While FEMA’s reasoning behind the change is not currently known, I note that the National Cable and Telecommunications Association filed a request with FEMA on October 21, 2011 seeking to delay the national test because many cable systems are not ready for it. The problem is that because the proposed test will use the Presidential Emergency Action Notification code, the video will state that “This is an Emergency Action Notification,” and will not give any indication that it is a test. While the audio will make clear that it is a test, those unable to hear the audio (for example, the deaf/hard of hearing or people in a bar where the TV is on but the sound is turned down) could reasonably conclude that an actual emergency is occurring.
While TV broadcasters will generally be inserting a visual crawl indicating that it is only a test, many cable systems do not have that technical capability. NCTA has therefore asked that the test be delayed while the cable industry explores how best technically to insert a visual message over the EAS test assuring viewers that it is indeed only a test.

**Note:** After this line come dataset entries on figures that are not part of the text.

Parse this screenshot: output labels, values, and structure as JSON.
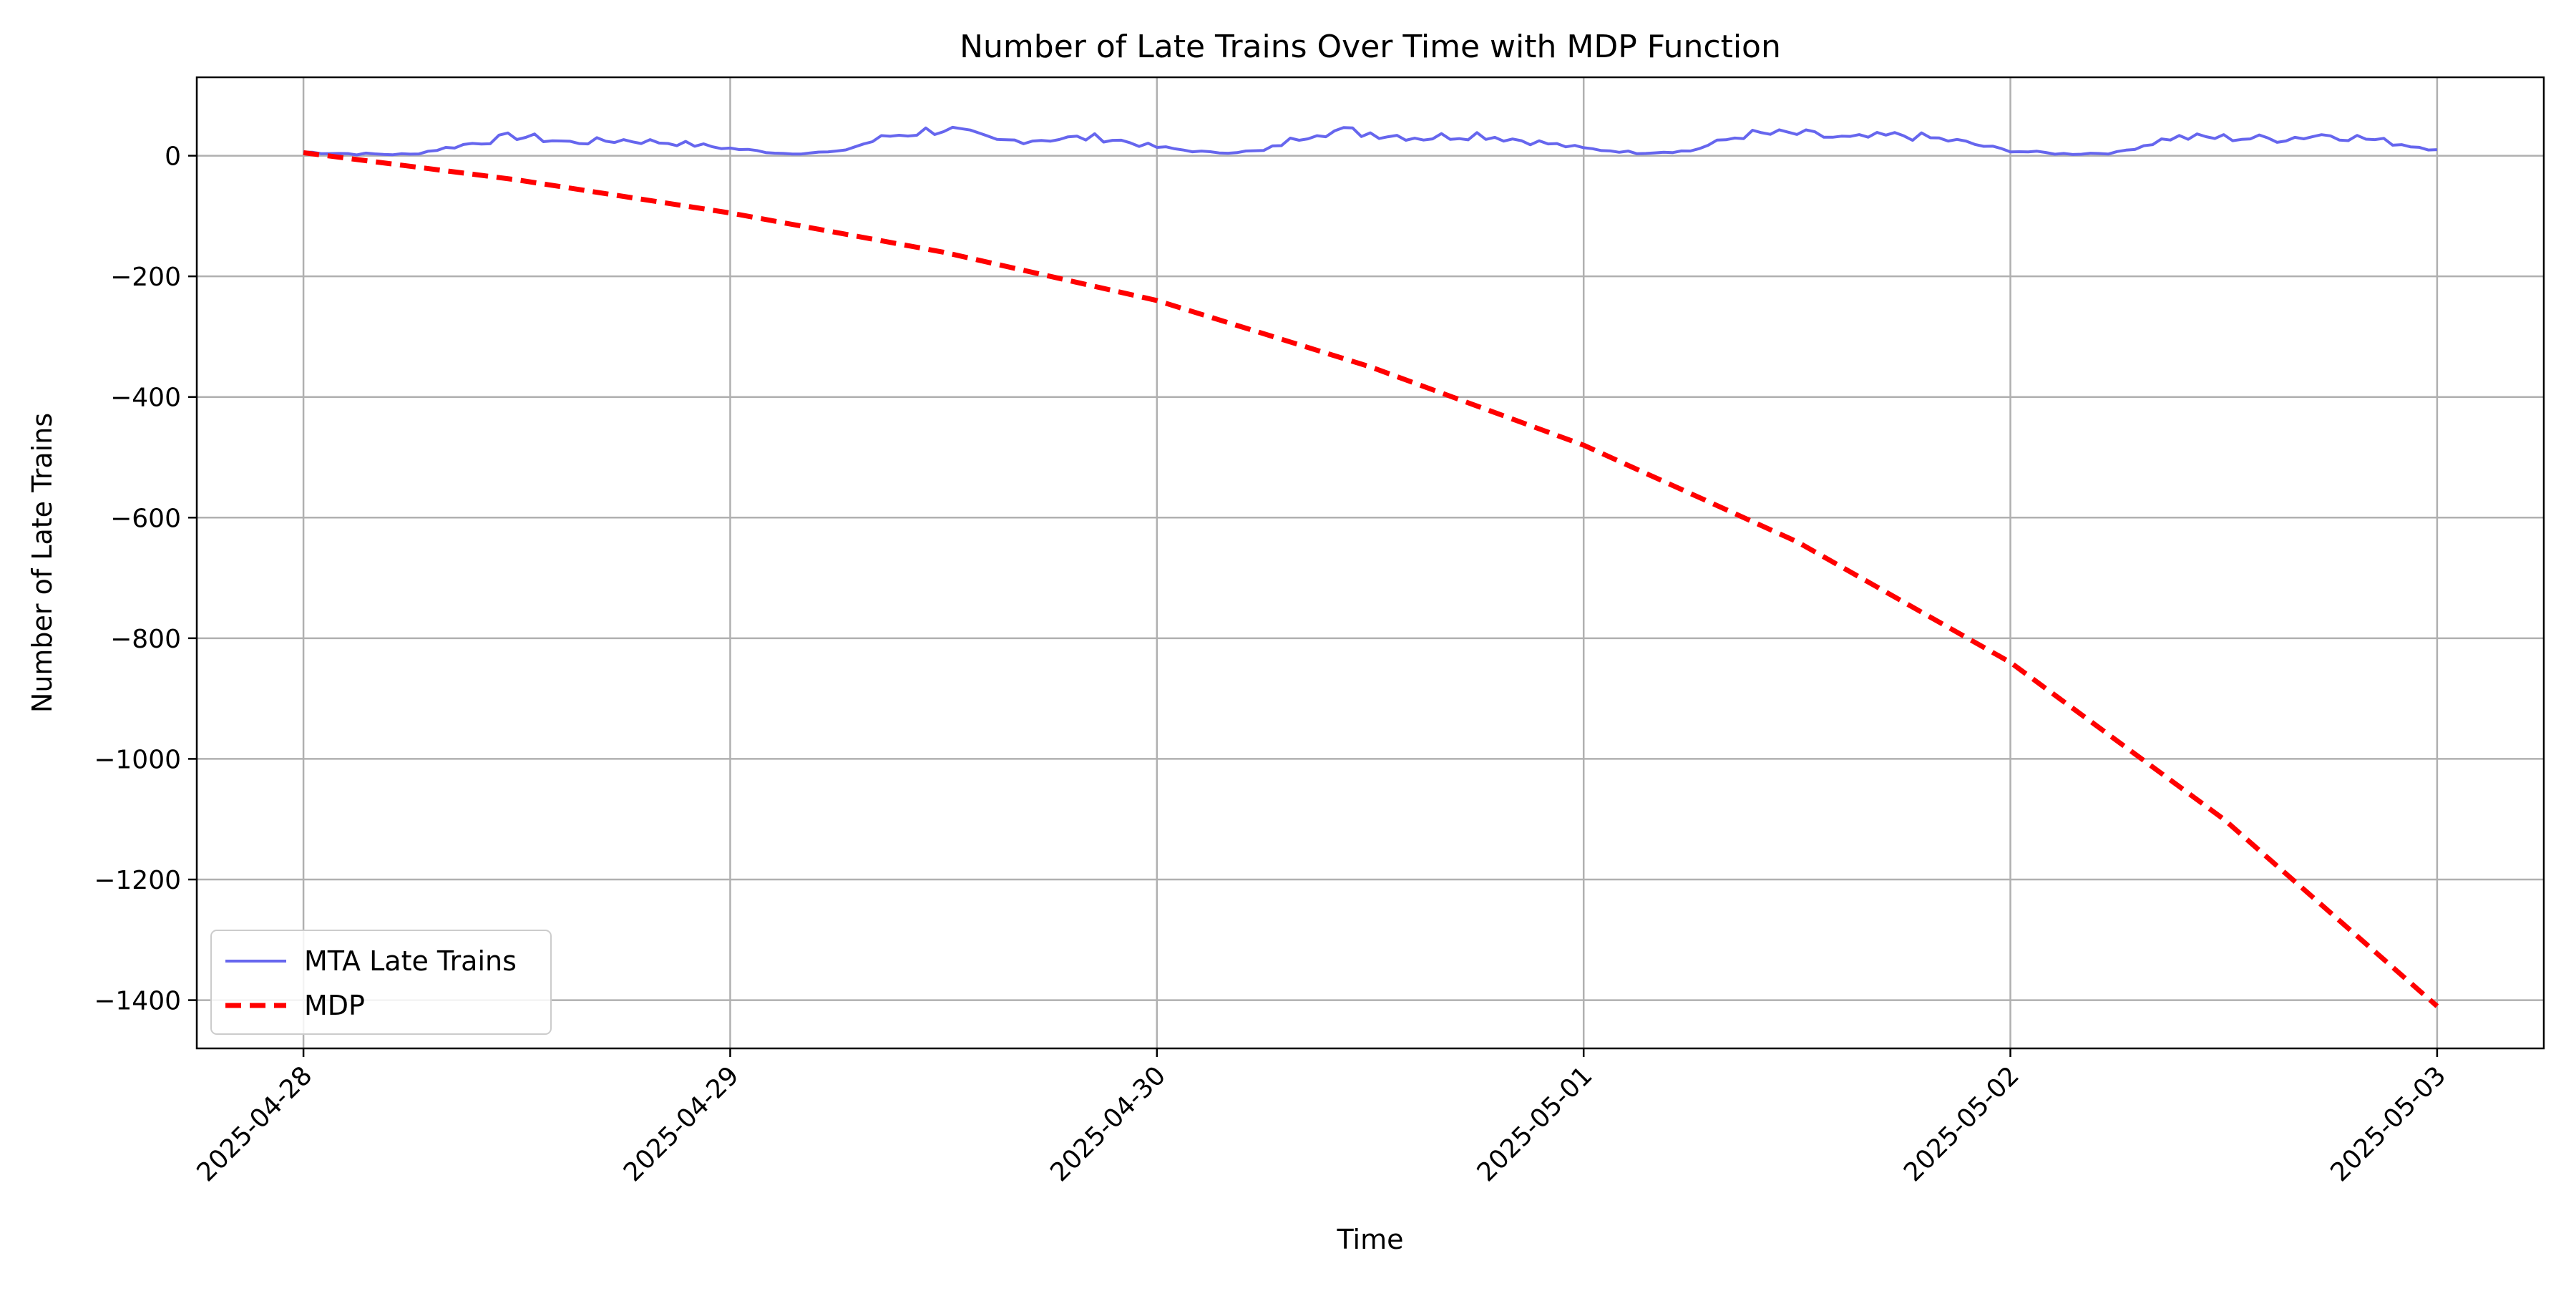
{
  "chart_data": {
    "type": "line",
    "title": "Number of Late Trains Over Time with MDP Function",
    "xlabel": "Time",
    "ylabel": "Number of Late Trains",
    "x_ticks": [
      "2025-04-28",
      "2025-04-29",
      "2025-04-30",
      "2025-05-01",
      "2025-05-02",
      "2025-05-03"
    ],
    "y_ticks": [
      0,
      -200,
      -400,
      -600,
      -800,
      -1000,
      -1200,
      -1400
    ],
    "y_tick_labels": [
      "0",
      "−200",
      "−400",
      "−600",
      "−800",
      "−1000",
      "−1200",
      "−1400"
    ],
    "xlim": [
      "2025-04-27 18:00",
      "2025-05-03 06:00"
    ],
    "ylim": [
      -1480,
      130
    ],
    "grid": true,
    "legend_position": "lower-left",
    "series": [
      {
        "name": "MTA Late Trains",
        "color": "#6666ee",
        "style": "solid",
        "x": [
          "2025-04-28 00:00",
          "2025-04-28 03:00",
          "2025-04-28 06:00",
          "2025-04-28 09:00",
          "2025-04-28 12:00",
          "2025-04-28 15:00",
          "2025-04-28 18:00",
          "2025-04-28 21:00",
          "2025-04-29 00:00",
          "2025-04-29 03:00",
          "2025-04-29 06:00",
          "2025-04-29 09:00",
          "2025-04-29 12:00",
          "2025-04-29 15:00",
          "2025-04-29 18:00",
          "2025-04-29 21:00",
          "2025-04-30 00:00",
          "2025-04-30 03:00",
          "2025-04-30 06:00",
          "2025-04-30 09:00",
          "2025-04-30 12:00",
          "2025-04-30 15:00",
          "2025-04-30 18:00",
          "2025-04-30 21:00",
          "2025-05-01 00:00",
          "2025-05-01 03:00",
          "2025-05-01 06:00",
          "2025-05-01 09:00",
          "2025-05-01 12:00",
          "2025-05-01 15:00",
          "2025-05-01 18:00",
          "2025-05-01 21:00",
          "2025-05-02 00:00",
          "2025-05-02 03:00",
          "2025-05-02 06:00",
          "2025-05-02 09:00",
          "2025-05-02 12:00",
          "2025-05-02 15:00",
          "2025-05-02 18:00",
          "2025-05-02 21:00",
          "2025-05-03 00:00"
        ],
        "y": [
          6,
          3,
          2,
          18,
          33,
          22,
          26,
          21,
          12,
          4,
          6,
          33,
          45,
          24,
          28,
          30,
          14,
          5,
          8,
          42,
          38,
          30,
          36,
          24,
          12,
          5,
          8,
          35,
          36,
          28,
          34,
          24,
          8,
          3,
          5,
          30,
          30,
          28,
          36,
          24,
          10
        ]
      },
      {
        "name": "MDP",
        "color": "#ff0000",
        "style": "dashed",
        "x": [
          "2025-04-28 00:00",
          "2025-04-28 12:00",
          "2025-04-29 00:00",
          "2025-04-29 12:00",
          "2025-04-30 00:00",
          "2025-04-30 12:00",
          "2025-05-01 00:00",
          "2025-05-01 12:00",
          "2025-05-02 00:00",
          "2025-05-02 12:00",
          "2025-05-03 00:00"
        ],
        "y": [
          5,
          -40,
          -95,
          -160,
          -240,
          -350,
          -480,
          -640,
          -840,
          -1100,
          -1410
        ]
      }
    ]
  }
}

Given the massive amount of effort that has gone into setting up and preparing for this first ever national EAS test, as well as in notifying the public that there will be a test, delaying it could generate more confusion than just proceeding with the test. It is therefore possible that FEMA’s decision to shorten the test is a pragmatic compromise between either delaying the test or scaring the daylights out of the deaf and hard of hearing community. Presumably, a shorter message is less likely to cause confusion, as it won’t seem as unusual as an emergency message that runs for over three minutes. At a minimum, it will shorten the period of panic, as those watching will see normal programming resume in less than a minute.
Whether the system can be fully tested by the shorter message is already being debated, and some confusion is now unavoidable, given that that the public and first responders have already been told to expect and plan for a test that runs well over three minutes. At the moment, FEMA is trying to get the word out about the shortened test, hoping to reduce that confusion before November 9th arrives.
UPDATE (1:25pm): The FCC has released a new EAS Handbook in light of the shortened test. The Public Notice announcing the new handbook can be found here, and the new EAS Handbook can be found here. The Public Notice indicates that this new version supersedes the version released last week and should be used for all matters related to the November 9 National EAS Test.